- Power type: Steam
- Builder: Beyer, Peacock & Company
- Order number: 1186, 1193
- Serial number: 6798–6801, 6870–6875
- Build date: 1936–1937
- Total produced: 10
- Configuration:: ​
- • Whyte: 4-6-4+4-6-4
- • UIC: 2′C2′+2′C2′ h4
- Gauge: 3 ft 6 in (1,067 mm) Cape gauge
- Driver dia.: 57 in (1,448 mm)
- Length: 89 ft 11 in (27.41 m)
- Axle load: 12 long tons 10 cwt (28,000 lb or 12.7 t)
- Adhesive weight: 75 long tons 12 cwt (169,300 lb or 76.8 t)
- Loco weight: 168 long tons 16 cwt (378,100 lb or 171.5 t)
- Firebox:: ​
- • Grate area: 43 sq ft (4 m^{2})
- Boiler pressure: 200 psi (1.38 MPa)
- Heating surface:: ​
- • Firebox: 190 sq ft (17.7 m^{2})
- • Tubes and flues: 1,776 sq ft (165 m^{2})
- Superheater:: ​
- • Heating area: 440.2 sq ft (40.9 m^{2})
- Cylinders: Four
- Cylinder size: 16.75 in × 26 in (425 mm × 660 mm)
- Train brakes: Vacuum
- Tractive effort: 43,510 lbf (193.5 kN)
- Operators: Sudan Railways Rhodesia Railways Caminhos de Ferro de Moçambique
- Class: SR: 250 RR: 17th CFM:
- Numbers: SR: 250–259 RR: 271–280 CFM: 921–930
- Disposition: All scrapped

= Sudan Railways 250 class =

The Sudan Railways 250 class was a class of ten 4-6-4+4-6-4 Garratt locomotives. It was one of only two classes of "Double Baltic" Garratts. – the other class being the Rhodesia Railways 15th class.

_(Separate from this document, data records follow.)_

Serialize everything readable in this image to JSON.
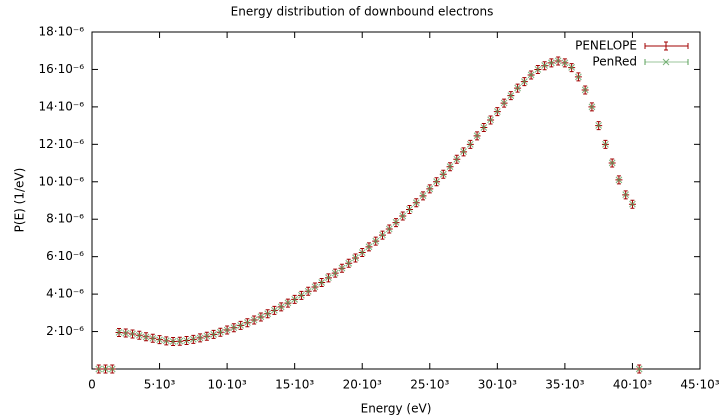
{
  "chart_data": {
    "type": "scatter",
    "title": "Energy distribution of downbound electrons",
    "x_label": "Energy   (eV)",
    "y_label": "P(E)   (1/eV)",
    "xlim": [
      0,
      45000
    ],
    "ylim": [
      0,
      1.8e-05
    ],
    "xticks": [
      0,
      {
        "value": 5000,
        "label": "5·10³"
      },
      {
        "value": 10000,
        "label": "10·10³"
      },
      {
        "value": 15000,
        "label": "15·10³"
      },
      {
        "value": 20000,
        "label": "20·10³"
      },
      {
        "value": 25000,
        "label": "25·10³"
      },
      {
        "value": 30000,
        "label": "30·10³"
      },
      {
        "value": 35000,
        "label": "35·10³"
      },
      {
        "value": 40000,
        "label": "40·10³"
      },
      {
        "value": 45000,
        "label": "45·10³"
      }
    ],
    "yticks": [
      {
        "value": 2e-06,
        "label": "2·10⁻⁶"
      },
      {
        "value": 4e-06,
        "label": "4·10⁻⁶"
      },
      {
        "value": 6e-06,
        "label": "6·10⁻⁶"
      },
      {
        "value": 8e-06,
        "label": "8·10⁻⁶"
      },
      {
        "value": 1e-05,
        "label": "10·10⁻⁶"
      },
      {
        "value": 1.2e-05,
        "label": "12·10⁻⁶"
      },
      {
        "value": 1.4e-05,
        "label": "14·10⁻⁶"
      },
      {
        "value": 1.6e-05,
        "label": "16·10⁻⁶"
      },
      {
        "value": 1.8e-05,
        "label": "18·10⁻⁶"
      }
    ],
    "legend": "top-right",
    "x": [
      500,
      1000,
      1500,
      2000,
      2500,
      3000,
      3500,
      4000,
      4500,
      5000,
      5500,
      6000,
      6500,
      7000,
      7500,
      8000,
      8500,
      9000,
      9500,
      10000,
      10500,
      11000,
      11500,
      12000,
      12500,
      13000,
      13500,
      14000,
      14500,
      15000,
      15500,
      16000,
      16500,
      17000,
      17500,
      18000,
      18500,
      19000,
      19500,
      20000,
      20500,
      21000,
      21500,
      22000,
      22500,
      23000,
      23500,
      24000,
      24500,
      25000,
      25500,
      26000,
      26500,
      27000,
      27500,
      28000,
      28500,
      29000,
      29500,
      30000,
      30500,
      31000,
      31500,
      32000,
      32500,
      33000,
      33500,
      34000,
      34500,
      35000,
      35500,
      36000,
      36500,
      37000,
      37500,
      38000,
      38500,
      39000,
      39500,
      40000,
      40500
    ],
    "series": [
      {
        "name": "PENELOPE",
        "color": "#a00000",
        "marker": "plus",
        "values": [
          0,
          0,
          0,
          1.95e-06,
          1.92e-06,
          1.87e-06,
          1.8e-06,
          1.72e-06,
          1.64e-06,
          1.57e-06,
          1.5e-06,
          1.47e-06,
          1.48e-06,
          1.52e-06,
          1.58e-06,
          1.66e-06,
          1.75e-06,
          1.85e-06,
          1.96e-06,
          2.08e-06,
          2.2e-06,
          2.33e-06,
          2.47e-06,
          2.62e-06,
          2.78e-06,
          2.95e-06,
          3.13e-06,
          3.32e-06,
          3.52e-06,
          3.72e-06,
          3.93e-06,
          4.15e-06,
          4.38e-06,
          4.62e-06,
          4.87e-06,
          5.12e-06,
          5.38e-06,
          5.65e-06,
          5.93e-06,
          6.22e-06,
          6.52e-06,
          6.83e-06,
          7.15e-06,
          7.48e-06,
          7.82e-06,
          8.17e-06,
          8.52e-06,
          8.88e-06,
          9.25e-06,
          9.62e-06,
          1e-05,
          1.04e-05,
          1.08e-05,
          1.12e-05,
          1.16e-05,
          1.2e-05,
          1.245e-05,
          1.29e-05,
          1.33e-05,
          1.375e-05,
          1.42e-05,
          1.46e-05,
          1.5e-05,
          1.535e-05,
          1.57e-05,
          1.6e-05,
          1.62e-05,
          1.635e-05,
          1.645e-05,
          1.635e-05,
          1.61e-05,
          1.56e-05,
          1.49e-05,
          1.4e-05,
          1.3e-05,
          1.2e-05,
          1.1e-05,
          1.01e-05,
          9.3e-06,
          8.8e-06,
          0
        ]
      },
      {
        "name": "PenRed",
        "color": "#5aa05a",
        "marker": "cross",
        "values": [
          0,
          0,
          0,
          1.96e-06,
          1.91e-06,
          1.88e-06,
          1.8e-06,
          1.71e-06,
          1.64e-06,
          1.56e-06,
          1.51e-06,
          1.47e-06,
          1.49e-06,
          1.52e-06,
          1.59e-06,
          1.66e-06,
          1.76e-06,
          1.85e-06,
          1.97e-06,
          2.08e-06,
          2.21e-06,
          2.33e-06,
          2.48e-06,
          2.62e-06,
          2.79e-06,
          2.95e-06,
          3.14e-06,
          3.32e-06,
          3.53e-06,
          3.72e-06,
          3.94e-06,
          4.15e-06,
          4.39e-06,
          4.62e-06,
          4.88e-06,
          5.12e-06,
          5.39e-06,
          5.65e-06,
          5.94e-06,
          6.22e-06,
          6.53e-06,
          6.83e-06,
          7.16e-06,
          7.48e-06,
          7.83e-06,
          8.17e-06,
          8.53e-06,
          8.88e-06,
          9.26e-06,
          9.62e-06,
          1.001e-05,
          1.04e-05,
          1.081e-05,
          1.12e-05,
          1.161e-05,
          1.2e-05,
          1.246e-05,
          1.29e-05,
          1.331e-05,
          1.375e-05,
          1.421e-05,
          1.46e-05,
          1.501e-05,
          1.535e-05,
          1.571e-05,
          1.6e-05,
          1.621e-05,
          1.635e-05,
          1.646e-05,
          1.635e-05,
          1.611e-05,
          1.56e-05,
          1.491e-05,
          1.4e-05,
          1.301e-05,
          1.2e-05,
          1.101e-05,
          1.01e-05,
          9.31e-06,
          8.81e-06,
          0
        ]
      }
    ]
  }
}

The ten locomotives were built in two batches by Beyer, Peacock & Company in 1936–1937. They were the only class of Garratts on the Sudan Railways and were numbered 250–259. They were used on Port Sudan to Atbara and Atbara to Wad Madani routes, until they were made redundant by diesel locomotives.

In 1949, they were sold to the Rhodesia Railways where they were numbered 271 to 280 and classified as 17th class. On the RR they were used alongside the 15th and 15A classes.

In 1964 all ten locomotive were sold to the Caminhos de Ferro de Moçambique who numbered them 921 to 930. They were then used on the Beira Railroad from the port city of Beira to the Rhodesian (now Zimbabwean) border at Umtali (now Mutare).

They were still in use into the 1980s, but post-civil war, their fate is unclear; they are presumed all scrapped.